Entscheidungsstichwort (Thema)
Arbeitslosengeld II. sozialgerichtliches Verfahren. Klageerhebung. stationäre Unterbringung. Pauschalierungsgrundsatz. keine Anrechnung der Verpflegung als Einkommen. keine Anwendbarkeit der AlgIIV als Ermächtigungsgrundlage mangels Bestimmtheit
Leitsatz (amtlich)
1. Zu den sozialprozessrechtlichen Anforderungen an die Klageerhebung.
2. Die einem Empfänger von Grundsicherungsleistungen während einer stationären Reha-Maßnahme gewährte Verpflegung ist weder Einkommen iS von § 11 SGB 2 noch bedarfsdeckend iS von § 20 SGB 2.

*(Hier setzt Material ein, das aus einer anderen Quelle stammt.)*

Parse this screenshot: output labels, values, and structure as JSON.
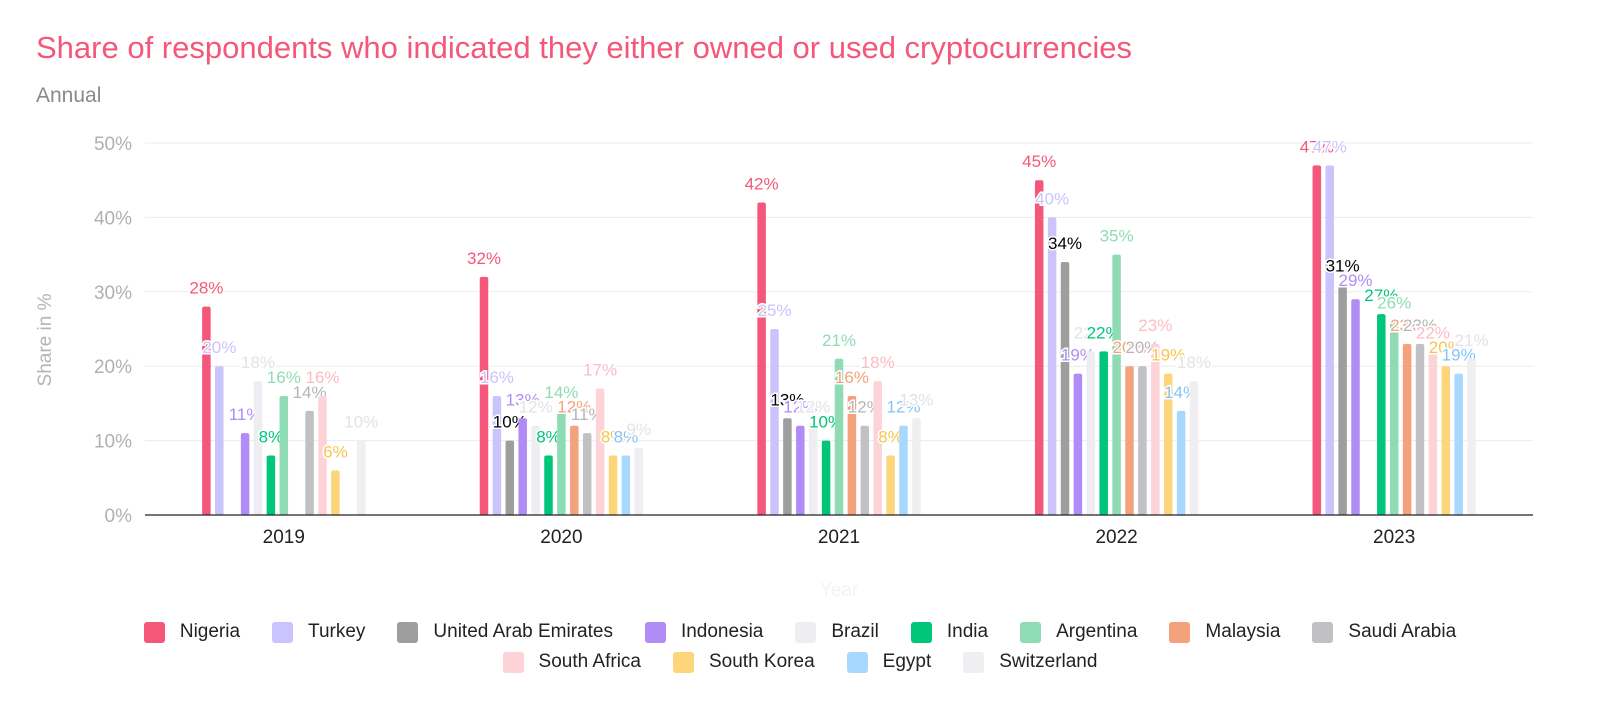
{
  "chart_data": {
    "type": "bar",
    "title": "Share of respondents who indicated they either owned or used cryptocurrencies",
    "subtitle": "Annual",
    "xlabel": "Year",
    "ylabel": "Share in %",
    "ylim": [
      0,
      50
    ],
    "yticks": [
      "0%",
      "10%",
      "20%",
      "30%",
      "40%",
      "50%"
    ],
    "grid": true,
    "legend_position": "bottom",
    "categories": [
      "2019",
      "2020",
      "2021",
      "2022",
      "2023"
    ],
    "series": [
      {
        "name": "Nigeria",
        "color": "#f5577a",
        "values": [
          28,
          32,
          42,
          45,
          47
        ]
      },
      {
        "name": "Turkey",
        "color": "#cbc3fb",
        "values": [
          20,
          16,
          25,
          40,
          47
        ]
      },
      {
        "name": "United Arab Emirates",
        "color": "#9e9e9e",
        "values": [
          null,
          10,
          13,
          34,
          31
        ]
      },
      {
        "name": "Indonesia",
        "color": "#b18cf7",
        "values": [
          11,
          13,
          12,
          19,
          29
        ]
      },
      {
        "name": "Brazil",
        "color": "#eeeef2",
        "values": [
          18,
          12,
          12,
          22,
          null
        ]
      },
      {
        "name": "India",
        "color": "#00c67a",
        "values": [
          8,
          8,
          10,
          22,
          27
        ]
      },
      {
        "name": "Argentina",
        "color": "#8fdcb4",
        "values": [
          16,
          14,
          21,
          35,
          26
        ]
      },
      {
        "name": "Malaysia",
        "color": "#f4a27b",
        "values": [
          null,
          12,
          16,
          20,
          23
        ]
      },
      {
        "name": "Saudi Arabia",
        "color": "#c1c1c5",
        "values": [
          14,
          11,
          12,
          20,
          23
        ]
      },
      {
        "name": "South Africa",
        "color": "#fdd3d8",
        "values": [
          16,
          17,
          18,
          23,
          22
        ]
      },
      {
        "name": "South Korea",
        "color": "#fdd57a",
        "values": [
          6,
          8,
          8,
          19,
          20
        ]
      },
      {
        "name": "Egypt",
        "color": "#a8d8fd",
        "values": [
          null,
          8,
          12,
          14,
          19
        ]
      },
      {
        "name": "Switzerland",
        "color": "#efeff2",
        "values": [
          10,
          9,
          13,
          18,
          21
        ]
      }
    ]
  }
}
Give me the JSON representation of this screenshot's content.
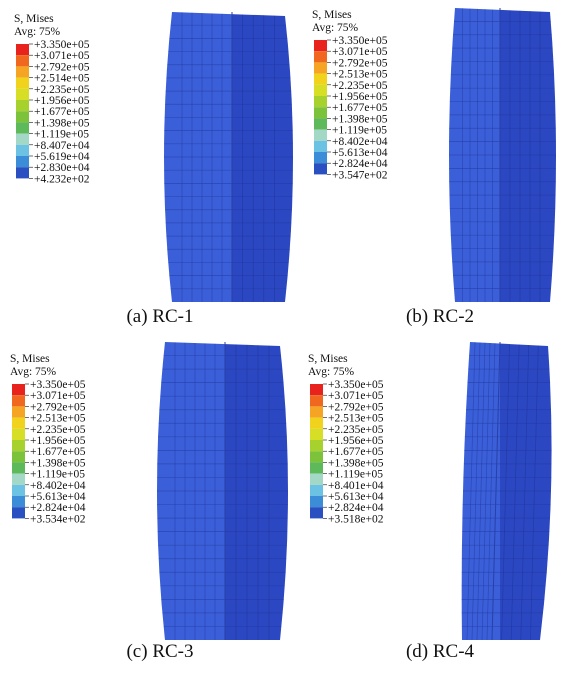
{
  "panels": [
    {
      "legend_title": "S, Mises",
      "legend_subtitle": "Avg: 75%",
      "caption": "(a) RC-1",
      "labels": [
        "+3.350e+05",
        "+3.071e+05",
        "+2.792e+05",
        "+2.514e+05",
        "+2.235e+05",
        "+1.956e+05",
        "+1.677e+05",
        "+1.398e+05",
        "+1.119e+05",
        "+8.407e+04",
        "+5.619e+04",
        "+2.830e+04",
        "+4.232e+02"
      ]
    },
    {
      "legend_title": "S, Mises",
      "legend_subtitle": "Avg: 75%",
      "caption": "(b) RC-2",
      "labels": [
        "+3.350e+05",
        "+3.071e+05",
        "+2.792e+05",
        "+2.513e+05",
        "+2.235e+05",
        "+1.956e+05",
        "+1.677e+05",
        "+1.398e+05",
        "+1.119e+05",
        "+8.402e+04",
        "+5.613e+04",
        "+2.824e+04",
        "+3.547e+02"
      ]
    },
    {
      "legend_title": "S, Mises",
      "legend_subtitle": "Avg: 75%",
      "caption": "(c) RC-3",
      "labels": [
        "+3.350e+05",
        "+3.071e+05",
        "+2.792e+05",
        "+2.513e+05",
        "+2.235e+05",
        "+1.956e+05",
        "+1.677e+05",
        "+1.398e+05",
        "+1.119e+05",
        "+8.402e+04",
        "+5.613e+04",
        "+2.824e+04",
        "+3.534e+02"
      ]
    },
    {
      "legend_title": "S, Mises",
      "legend_subtitle": "Avg: 75%",
      "caption": "(d) RC-4",
      "labels": [
        "+3.350e+05",
        "+3.071e+05",
        "+2.792e+05",
        "+2.513e+05",
        "+2.235e+05",
        "+1.956e+05",
        "+1.677e+05",
        "+1.398e+05",
        "+1.119e+05",
        "+8.401e+04",
        "+5.613e+04",
        "+2.824e+04",
        "+3.518e+02"
      ]
    }
  ]
}
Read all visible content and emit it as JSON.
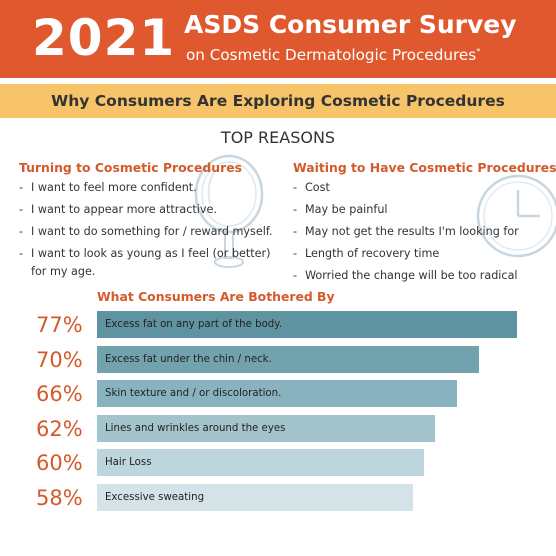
{
  "header": {
    "year": "2021",
    "title": "ASDS Consumer Survey",
    "subtitle": "on Cosmetic Dermatologic Procedures",
    "subtitle_mark": "*",
    "banner_color": "#e0592e"
  },
  "strip": {
    "text": "Why Consumers Are Exploring Cosmetic Procedures",
    "color": "#f7c46a"
  },
  "top_reasons": {
    "heading": "TOP REASONS",
    "turning": {
      "title": "Turning to Cosmetic Procedures",
      "icon": "hand-mirror-icon",
      "items": [
        "I want to feel more confident.",
        "I want to appear more attractive.",
        "I want to do something for / reward myself.",
        "I want to look as young as I feel (or better) for my age."
      ]
    },
    "waiting": {
      "title": "Waiting to Have Cosmetic Procedures",
      "icon": "clock-icon",
      "items": [
        "Cost",
        "May be painful",
        "May not get the results I'm looking for",
        "Length of recovery time",
        "Worried the change will be too radical"
      ]
    }
  },
  "chart_data": {
    "type": "bar",
    "orientation": "horizontal",
    "title": "What Consumers Are Bothered By",
    "categories": [
      "Excess fat on any part of the body.",
      "Excess fat under the chin / neck.",
      "Skin texture and / or discoloration.",
      "Lines and wrinkles around the eyes",
      "Hair Loss",
      "Excessive sweating"
    ],
    "values": [
      77,
      70,
      66,
      62,
      60,
      58
    ],
    "value_labels": [
      "77%",
      "70%",
      "66%",
      "62%",
      "60%",
      "58%"
    ],
    "units": "%",
    "colors": [
      "#5f93a1",
      "#72a2ae",
      "#88b2bd",
      "#a3c4cd",
      "#bdd5dc",
      "#d3e3e8"
    ],
    "label_color": "#d45a2b"
  }
}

3. Die AlgIIV findet deshalb keine Anwendung.
4. Soweit die AlgIIV so ausgelegt wird, als erlaube sie eine Anrechnung von bereitgestellter Vollverpflegung als Einkommen, kann dem aus Rechtsgründen nicht gefolgt werden, weil § 13 SGB 2 unter Berücksichtigung der Anforderungen von Art 80 GG insoweit nicht als Ermächtigungsgrundlage herangezogen werden kann, denn dieser räumt lediglich die Ermächtigung ein, Einkommen von der Anrechnung auszunehmen (entgegen LSG Celle-Bremen vom 29.1.2007 - L 13 AS 14/06 ER = FEVS 58, 543 und Anschluss an LSG Celle-Bremen vom 30.7.2007 - L 8 AS 186/07 ER = info also 2007, 263).
Tenor
Der einstweiligen Rechtsschutz versagende Beschluss des Sozialgerichts Lüneburg vom 12.Dezember2007 wird aufgehoben.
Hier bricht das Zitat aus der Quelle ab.